Alya langsung menarik tanganku, berjalan menuju ke ruang tamu. Kemudian, Alya melepaskan genggaman tangannya dan mendorong lembut tubuhku, menyuruhku untuk berjalan maju menghampiri seseorang yang di selimuti kain putih itu. Lalu, Aku pun berjalan maju sesuai perintah Alya.

   “Eh, Ibu? Mengapa, Ibu tiduran disini? Bu, orang-orang ini siapa? Oh iya, seragam sekolahku kotor, nih … kita ke kamar mandi, yuk. Aku ingin mengganti seragamku, Bu …,” kataku, sambil menggoyang-goyangkan tuuh Ibu, yang tengah terbaring di depanku.

Seketika, orang-orang yang tengah berkumpul sambil membaca buku itu terdiam. Mata mereka tertuju padaku. Aku masih belum menyadari, apa yang sedang terjadi pada saat itu. Pikirku, Ibu sedang tertidur. Jadi, Aku mencoba membangunkan Ibu.

   “Bu, bangun dong, Aku sudah basah kuyup, nih …,” kataku, masih terus menggoyang-goyangkan tubuh Ibu.

Tiba-tiba, Kak Melly menghampiriku dan langsung mengangkat tubuhku, membawaku menjauh dari Ibu yang sedang tertidur. Lalu, Kak Melly menuruniku dan langsung memelukku dengan erat sambil menangis. Aku merasa marah pada Kak Melly dan berusaha melepaskan tubuhku dari pelukkannya. Aku berniat ingin kembali menemui Ibu, membangunkannya untuk menemaniku mengganti seragam sekolahku.

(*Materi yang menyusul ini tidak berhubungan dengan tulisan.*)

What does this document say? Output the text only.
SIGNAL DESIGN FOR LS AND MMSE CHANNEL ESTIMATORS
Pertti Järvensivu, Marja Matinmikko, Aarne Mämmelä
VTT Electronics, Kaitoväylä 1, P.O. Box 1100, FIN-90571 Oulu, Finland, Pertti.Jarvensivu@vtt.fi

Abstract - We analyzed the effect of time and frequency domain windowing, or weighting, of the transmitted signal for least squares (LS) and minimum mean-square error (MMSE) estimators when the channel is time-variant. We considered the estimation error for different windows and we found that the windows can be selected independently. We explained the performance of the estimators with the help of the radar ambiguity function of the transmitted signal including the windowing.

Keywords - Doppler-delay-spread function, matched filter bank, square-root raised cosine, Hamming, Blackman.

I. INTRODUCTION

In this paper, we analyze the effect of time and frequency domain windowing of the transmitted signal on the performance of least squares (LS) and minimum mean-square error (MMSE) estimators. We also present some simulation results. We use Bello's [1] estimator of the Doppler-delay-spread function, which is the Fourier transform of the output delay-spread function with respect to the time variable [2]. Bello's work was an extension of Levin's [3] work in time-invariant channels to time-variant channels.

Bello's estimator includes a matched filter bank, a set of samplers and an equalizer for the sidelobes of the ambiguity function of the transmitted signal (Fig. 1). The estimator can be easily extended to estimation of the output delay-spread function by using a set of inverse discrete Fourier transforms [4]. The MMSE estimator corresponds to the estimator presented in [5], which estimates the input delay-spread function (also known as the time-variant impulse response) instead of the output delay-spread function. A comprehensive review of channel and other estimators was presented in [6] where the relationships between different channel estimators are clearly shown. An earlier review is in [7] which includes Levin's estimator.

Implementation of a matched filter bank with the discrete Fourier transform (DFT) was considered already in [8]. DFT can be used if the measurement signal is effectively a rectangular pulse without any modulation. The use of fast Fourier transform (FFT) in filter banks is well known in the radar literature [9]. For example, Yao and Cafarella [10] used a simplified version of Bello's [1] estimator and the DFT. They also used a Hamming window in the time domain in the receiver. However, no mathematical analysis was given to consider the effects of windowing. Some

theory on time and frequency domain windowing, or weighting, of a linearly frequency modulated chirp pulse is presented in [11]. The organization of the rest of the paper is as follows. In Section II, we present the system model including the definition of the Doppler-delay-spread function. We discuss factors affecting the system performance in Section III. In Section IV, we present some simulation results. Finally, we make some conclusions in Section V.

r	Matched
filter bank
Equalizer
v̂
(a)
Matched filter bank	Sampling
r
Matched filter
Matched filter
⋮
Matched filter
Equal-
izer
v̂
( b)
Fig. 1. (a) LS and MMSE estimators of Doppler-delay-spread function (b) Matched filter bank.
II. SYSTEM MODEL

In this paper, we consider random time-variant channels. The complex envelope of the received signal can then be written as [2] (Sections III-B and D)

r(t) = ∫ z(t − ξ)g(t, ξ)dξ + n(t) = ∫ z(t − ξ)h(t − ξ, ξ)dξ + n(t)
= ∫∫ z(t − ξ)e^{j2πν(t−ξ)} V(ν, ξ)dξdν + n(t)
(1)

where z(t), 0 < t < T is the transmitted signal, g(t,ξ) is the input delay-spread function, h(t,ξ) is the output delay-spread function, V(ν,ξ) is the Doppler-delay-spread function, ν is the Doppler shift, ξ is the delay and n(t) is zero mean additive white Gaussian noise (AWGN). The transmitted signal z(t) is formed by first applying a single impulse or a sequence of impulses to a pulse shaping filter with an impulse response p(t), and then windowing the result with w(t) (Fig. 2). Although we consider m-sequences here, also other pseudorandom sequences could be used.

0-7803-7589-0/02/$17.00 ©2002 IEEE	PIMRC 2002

   “Ibu, hikss … Massika, ibu sudah … meninggal!!!” teriak Kak Melly histeris.

   “Apa?”

Tiba-tiba, tubuhku serasa kaku. Mataku terbuka lebar dan jantungku berdegup kencang tak karuan. Rasanya, hatiku seperti tertusuk pedang yang sangat tajam. Aku ingin menangis, tetapi masih bingung dengan apa yang sedang terjadi.

   “Kak, Ibu … ah, tidak-tidak! Kakak pasti bercanda, ‘kan? Hahaha … tidak lucu loh, Kak …,” kataku, tertawa mendengar perkataan Kak Melly.

   “Tidak, Massika … hikss … Ibu sudah meninggal!”

Aku langsung mendorong Kak Melly dengan sekuat tenaga, sampai terjatuh ke lantai. Lalu, Aku langsung berlari menghampir Ibu.

   “Bu … Ibu masih hidup, ‘kan? Ibu hanya tidur saja, ‘kan? Bu, tolong bangun, dong … nanti kita main dengan hujan lagi, ‘kan? Eh, di luar sedang hujan, Bu. Lihat nih, seragamku sudah basah kuyup. Aku tadi mandi hujan bersama dengan temanku, Bu … Ibu sih, tidak menjemputku. Oh iya, ini temanku, Bu … namanya Alya, orang nya baik banget. Bu, bangun dong, ish ….”

Aku melakukan segala cara supaya bisa membangunkan ibu. Mulai dari memeluk tubuhnya, mengelus-elus rambutnya, mencium pipi dan kembali lagi memeluk ibu dengan erat. Namun, tetap saja tidak terjadi apa-apa pada Ibu. Sekitar hampir sepuluh menit lamanya, Aku menggoyang-goyangkan tubuh ibu dan berharap bisa membangunkan ibu. Tidak bisa dipungkiri kalau ternyata ibuku telah tiada, Aku mencoba untuk menerima kenyataan itu dan seketika, tangisanku pecah.